Post Number: 70
|Posted on Saturday, 10 December, 2016 - 09:52:
Now that I am down to real fiddly little jobs on the old girl (having bankrupted myself on all the BIG jobs!) my thoughts have turned to the slight looseness in the drivers seat. It's a tad tricky to explain but it feels like there is wear in the fore/aft adjustment plane. Under acceleration the seat moves back a tad and when braking, the seat moves forward the same small amount. In the grand scale of things, it is very minor but as we are sooooo close now, worth investigating.
I asked Specialist cars and they don't know but are going to strip the seat and find out for me in January. This is great but I fear, an expensive way of going about it. I'm sure one of you fine chaps will know exactly what this problem is and inform me in moments... don't let me down guys
Omar M. Shams
Post Number: 938
|Posted on Saturday, 10 December, 2016 - 15:07:
When I used a Spur as my daily driver it also had the same problem. My Turbo R has it to a lesser extent. I found that you could flick the seat adjustment a tiny movement to take up the slack in the mechanism and that usually makes it better. You can try the flick in the forward direction and then in the aft to see which one has a better impact.
The alternative to this remedy is expensive.
richard george yeaman
Post Number: 666
|Posted on Saturday, 10 December, 2016 - 20:40:
Hi David, Omar is giving you sound advice, unless you can do these irritating problems yourself you are heading in to another long Invoice that needs paying.
Christian S. Hansen
Post Number: 446
|Posted on Saturday, 10 December, 2016 - 20:50:
What is being said is that the slop is caused by wear in the gear train that moves the seat forward and aft. Removing the lower seat squab and observing the function, especially if the slack in the system can been simulated by pushing on the seat fore and aft by hand, may help to locate or isolate the wear, and then you may at least be able to design some sort of workaround to "jam" the mechanism once in your desired position. The ability to observe the effect, locate the source of the slack, and apply a jamming workaround is your cheap fix.
gordon le feuvre
Post Number: 142
|Posted on Sunday, 11 December, 2016 - 02:00:
Omar is giving good advice. As I am 6'4" tall, lots of Spirit/Turbo cars I have driven exhibit this irritating "feature" It always seems to get worse near the limit of travel, whether forward/back or cushion height. This is apparent with low mileage cars/original owner, so the assumption is the mechanism has not had enough work to wear out. I have never really investigated the issue, but it always seemed to me that it is caused by "stack tolerance" That is a little bit in bush clearance/pivots/screws/clutch nuts that would be actually quite hard to identify. See if it still moves in the middle of travel-forward/back, cushion front up/down and rear up/down. hopefully this might pinpoint something with excessive wear compared with everything else!
Post Number: 71
|Posted on Sunday, 11 December, 2016 - 21:58:
Thank you guys. It sounds like I could be on a hiding to nothing (and not for the first time) trying to repair this. What I shall do as a long term solution then is: feed up my basset and train him to lay in the drivers side rear footwell to stop the seat moving! I have actually booked it in to the specialists to have this investigated in late January, may have to cancel...
Post Number: 1697
|Posted on Friday, 16 December, 2016 - 03:49:
Some of the gears are meshed with and eccentric fitting. loosening this and tipping it around can make the mesh tighter.
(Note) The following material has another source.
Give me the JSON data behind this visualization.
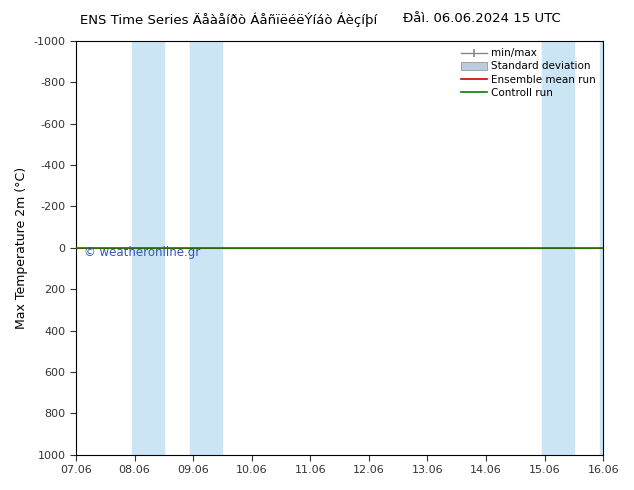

This was a big problem with the seat rake gears, but the seat base may be similar.
Had to adjust lots of sear rake gears in nearly new & low mileage cars as Gordon has mentioned.
You could feed a stocking into the gear . . . I don't think sawdust will work. ;)
Post Number: 768
|Posted on Friday, 16 December, 2016 - 06:53:
Did you try Omar's advice and give the seat adjustment a flick?
I have seen this work every time on many cars.
Post Number: 72
|Posted on Friday, 16 December, 2016 - 10:11:
I've tried that a load of times: it has always worked before on other cars with electric seats, of course, not on this one! It really isn't a big problem and now that I know it's endemic in the model I shall worry less... but not completely free of it. I haven't tried flicking the seat back adjustment just the fore/aft adjustment as that is where the play is.
Todays worry is: should I have sheets under the car cover when the car is in the garage?
I may take the seat base out myself and have a look if it ever stops raining - can't do it in the garage as there's no light and it is very dark in there. I get scared in the dark...
Post Number: 770
|Posted on Friday, 16 December, 2016 - 10:23:
Generally if the car is in a space where there is no wind, any car cover will do.
However if the car is in the wind and the car cover can flap, yes you will need either soft fleecy sheets against the paint, or a car cover with a fleecy underside.
A flapping car cover can remove ridge paint almost as quick as a sander.
Never use plastic as a car cover.
My cover is like a shiny nylon on the outside with a fleece type underside.
Post Number: 73
|Posted on Friday, 16 December, 2016 - 20:45:
So is mine Patrick. It's just the use of the sheets UNDER the cover I am now worried about.